An der presbyterianischen Kirche luden ein paar Figuren zu Späßchen ein, und dann wollten wir endlich an den Strand.

Diesmal nahmen wir den Bus. Auf nach Ipanema! Ab und zu tauchten der Cristo und der Zuckerhut hinter Wolken auf, es waren die ganze Zeit gefühlte 35 Grad. Endlich, ab in die Wellen. Boh! Das tat gut! Am Strand kamen alle paar Minuten fliegende Händler mit Schals, mit Caipirinhas, mit Wasser, mit Bikinis, mit Sandwiches, mit Shrimps – meine Güte – mit allem und jenem vorbei, die laut und selbstverständlich ihre Waren anpriesen. Kimi kaufte sich einen Becher Açaí für zehn Real, hier so eine Art gefrorenes Beeren-Bananen-Gemisch. Anfängerfehler. Sie hatte dem freundlichen, älteren Verkäufer zwei Drittel zu viel bezahlt.

Als wir Hunger bekamen, sind wir zur Copacabana geschlendert und haben den Nachmittag damit verbracht, vom Fort-Restaurant aus den vielen Stehpaddlern zuzuschauen, die auf dem Wasser unterwegs waren. Hier, an der Copacabana, gab es keine Wellen, nur seichtes Atlantikwasser und breiten, schier endlos langen Strand.

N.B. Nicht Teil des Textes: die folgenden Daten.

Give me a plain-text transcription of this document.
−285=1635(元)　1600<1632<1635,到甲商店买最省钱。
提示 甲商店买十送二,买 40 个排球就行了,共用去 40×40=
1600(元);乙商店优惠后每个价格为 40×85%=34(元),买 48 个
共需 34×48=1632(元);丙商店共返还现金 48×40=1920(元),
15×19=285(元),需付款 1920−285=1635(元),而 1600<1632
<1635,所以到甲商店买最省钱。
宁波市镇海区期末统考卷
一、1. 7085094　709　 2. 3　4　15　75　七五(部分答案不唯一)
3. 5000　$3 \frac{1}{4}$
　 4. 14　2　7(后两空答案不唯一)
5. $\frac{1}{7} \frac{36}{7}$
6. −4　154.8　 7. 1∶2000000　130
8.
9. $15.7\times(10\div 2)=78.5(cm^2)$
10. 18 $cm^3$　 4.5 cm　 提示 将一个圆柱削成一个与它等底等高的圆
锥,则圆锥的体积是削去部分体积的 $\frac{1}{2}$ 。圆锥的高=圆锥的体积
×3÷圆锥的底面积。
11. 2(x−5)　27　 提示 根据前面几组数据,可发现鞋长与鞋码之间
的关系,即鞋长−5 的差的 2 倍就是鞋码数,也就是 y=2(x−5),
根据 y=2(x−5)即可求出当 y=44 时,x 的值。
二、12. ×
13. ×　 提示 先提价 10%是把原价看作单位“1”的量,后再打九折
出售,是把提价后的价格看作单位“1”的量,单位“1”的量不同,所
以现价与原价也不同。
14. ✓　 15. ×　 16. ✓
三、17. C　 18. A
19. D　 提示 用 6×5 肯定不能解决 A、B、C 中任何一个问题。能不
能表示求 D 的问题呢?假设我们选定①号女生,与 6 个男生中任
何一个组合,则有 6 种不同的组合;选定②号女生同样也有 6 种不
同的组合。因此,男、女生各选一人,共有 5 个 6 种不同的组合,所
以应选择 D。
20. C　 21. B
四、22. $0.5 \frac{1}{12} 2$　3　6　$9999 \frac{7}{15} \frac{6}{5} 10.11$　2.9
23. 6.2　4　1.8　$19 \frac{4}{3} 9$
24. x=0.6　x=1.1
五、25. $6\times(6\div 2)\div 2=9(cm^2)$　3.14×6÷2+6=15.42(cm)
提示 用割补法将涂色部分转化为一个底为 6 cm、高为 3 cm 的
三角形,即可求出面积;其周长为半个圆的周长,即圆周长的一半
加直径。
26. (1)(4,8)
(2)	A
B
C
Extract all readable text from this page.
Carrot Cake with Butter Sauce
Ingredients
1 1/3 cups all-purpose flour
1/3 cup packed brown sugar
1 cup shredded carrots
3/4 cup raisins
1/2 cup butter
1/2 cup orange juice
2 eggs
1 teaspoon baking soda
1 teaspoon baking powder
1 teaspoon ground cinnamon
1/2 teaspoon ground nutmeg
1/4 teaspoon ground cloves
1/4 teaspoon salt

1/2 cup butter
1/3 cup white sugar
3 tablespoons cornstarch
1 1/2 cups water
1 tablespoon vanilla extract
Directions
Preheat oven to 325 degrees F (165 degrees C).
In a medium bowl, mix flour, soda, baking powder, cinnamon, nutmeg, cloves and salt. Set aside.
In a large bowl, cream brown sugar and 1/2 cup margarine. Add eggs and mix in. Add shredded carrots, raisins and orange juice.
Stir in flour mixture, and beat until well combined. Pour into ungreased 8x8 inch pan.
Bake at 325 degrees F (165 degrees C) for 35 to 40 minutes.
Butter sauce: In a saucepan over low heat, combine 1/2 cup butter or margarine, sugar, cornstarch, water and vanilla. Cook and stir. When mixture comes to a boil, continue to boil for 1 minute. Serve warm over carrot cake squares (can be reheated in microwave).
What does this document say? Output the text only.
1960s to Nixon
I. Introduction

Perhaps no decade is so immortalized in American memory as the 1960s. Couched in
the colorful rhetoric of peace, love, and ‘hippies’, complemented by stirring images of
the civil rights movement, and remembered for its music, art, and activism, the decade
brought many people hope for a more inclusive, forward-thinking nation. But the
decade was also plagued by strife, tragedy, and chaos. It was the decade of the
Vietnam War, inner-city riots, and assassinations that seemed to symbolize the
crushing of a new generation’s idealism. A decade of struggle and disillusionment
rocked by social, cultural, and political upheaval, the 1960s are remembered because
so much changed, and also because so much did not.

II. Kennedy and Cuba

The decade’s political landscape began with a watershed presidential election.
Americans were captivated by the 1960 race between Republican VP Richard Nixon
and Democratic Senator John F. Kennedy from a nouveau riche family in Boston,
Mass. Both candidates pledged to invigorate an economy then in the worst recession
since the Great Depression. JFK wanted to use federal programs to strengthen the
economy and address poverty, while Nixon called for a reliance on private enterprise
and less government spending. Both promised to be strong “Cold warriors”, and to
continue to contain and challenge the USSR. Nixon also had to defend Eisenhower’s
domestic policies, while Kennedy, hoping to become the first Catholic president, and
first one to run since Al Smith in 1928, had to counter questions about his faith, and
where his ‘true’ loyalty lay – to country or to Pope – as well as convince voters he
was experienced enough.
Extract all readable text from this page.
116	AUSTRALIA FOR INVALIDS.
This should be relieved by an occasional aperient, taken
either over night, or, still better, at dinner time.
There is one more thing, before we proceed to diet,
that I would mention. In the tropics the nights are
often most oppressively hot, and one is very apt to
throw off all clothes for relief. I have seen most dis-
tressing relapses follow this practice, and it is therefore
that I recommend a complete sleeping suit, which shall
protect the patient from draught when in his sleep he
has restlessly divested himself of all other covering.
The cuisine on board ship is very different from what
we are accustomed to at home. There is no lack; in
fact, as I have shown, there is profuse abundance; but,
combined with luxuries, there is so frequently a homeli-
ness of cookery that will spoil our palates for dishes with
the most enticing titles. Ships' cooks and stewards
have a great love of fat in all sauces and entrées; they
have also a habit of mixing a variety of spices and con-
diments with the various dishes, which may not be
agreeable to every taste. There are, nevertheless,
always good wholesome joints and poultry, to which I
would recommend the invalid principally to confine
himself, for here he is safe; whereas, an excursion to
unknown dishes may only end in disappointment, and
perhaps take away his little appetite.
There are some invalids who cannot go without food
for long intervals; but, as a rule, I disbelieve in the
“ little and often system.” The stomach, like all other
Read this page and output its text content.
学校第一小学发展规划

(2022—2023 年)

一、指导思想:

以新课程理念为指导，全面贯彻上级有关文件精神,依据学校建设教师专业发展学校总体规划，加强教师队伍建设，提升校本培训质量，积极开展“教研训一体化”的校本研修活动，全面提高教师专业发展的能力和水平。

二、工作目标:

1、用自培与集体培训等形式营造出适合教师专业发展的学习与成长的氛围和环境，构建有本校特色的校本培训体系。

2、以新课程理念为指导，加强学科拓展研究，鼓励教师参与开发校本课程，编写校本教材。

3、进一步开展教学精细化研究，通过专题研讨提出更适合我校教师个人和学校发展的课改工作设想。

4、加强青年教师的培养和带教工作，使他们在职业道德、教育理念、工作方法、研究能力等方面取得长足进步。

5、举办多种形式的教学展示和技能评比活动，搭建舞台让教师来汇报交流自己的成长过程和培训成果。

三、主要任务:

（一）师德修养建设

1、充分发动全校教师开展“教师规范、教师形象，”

Gegen 19 Uhr wurde die Straßenbeleuchtung eingeschaltet und das Abendleben eingeläutet. An jeder Strandbar gab es Live-Musik. Es wurde getanzt und gelacht. Wir bestellten uns die obligatorischen Caipis – das hatte schon was:

Bei fast 30 Grad, abends, im März, in Río, an der Copacabana sitzen und relaxen.